But I digress, The Last Samurai. It's one of the better search for redemption stories told in cinema over the last few years, and to me one of the truest moments of that story comes with this moment- where Algren and the woman tasked with his care, Taka, truly address each other for the first time. He tries to apologize, to the best of his ability, for killing Taka's husband- for widowing her and orphaning her children. But lets not forget, these are only the latest on a long list of orphans and widows he's made, the memories of which being what drove him down to the bottom of countless bottles.
But for all the load he's carrying (and finally learning to let go of), and all he must want to confess, all he can manage is simply: "I'm sorry". Maybe it's because he's unsure how to say more in her tongue, which he is still learning. Maybe it's because he feels anything else he might say would be worthless. Either way the statement is so loaded- but it's all he can say. So he says it.
As stirring as that is, it's not his side of the story that moves me so every time I watch, it's hers. For as Algren is finding himself more and more at peace finally, Taka's confliction is growing, and painfully silent- in keeping with the woman's place in that society, and the proud way of her people. She has been ordered to care for the man responsible for her husbands death, but it goes deeper. I think it was easy enough to despise Algren when he was a smelly drunk, waling for Saki to ease the pain of his with drawl, and cover all that he wants to forget. Or to hate an oafish outsider, ignorant to her and her peoples ways. But in the time he's been among them he's not only proven himself unworthy of her hate, she is quickly finding him respectable, maybe even love able in the farthest parts of her heart- which must be the most painful part of it all: the betrayal of her husbands memory.

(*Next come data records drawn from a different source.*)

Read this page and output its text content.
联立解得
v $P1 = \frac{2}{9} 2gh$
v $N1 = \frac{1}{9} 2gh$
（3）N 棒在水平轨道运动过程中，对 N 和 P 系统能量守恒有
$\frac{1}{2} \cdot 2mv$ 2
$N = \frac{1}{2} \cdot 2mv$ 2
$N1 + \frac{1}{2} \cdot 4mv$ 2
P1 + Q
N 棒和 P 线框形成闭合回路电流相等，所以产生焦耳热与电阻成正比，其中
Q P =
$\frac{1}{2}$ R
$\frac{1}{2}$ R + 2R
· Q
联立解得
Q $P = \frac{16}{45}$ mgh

And now this- a broken man asking forgiveness for the last thing she had to hold against him. A woman who's shown herself to be so strong, stoic almost, finds her eyes red with tears...
I've still yet to watch this scene without at least choking up, let alone the tears that came down my cheeks when I saw it for the first time in the theater. It is such a simple exchange, but beneath it so much is flowing within both characters. Well written, and beautifully acted, this is one of the scenes I love.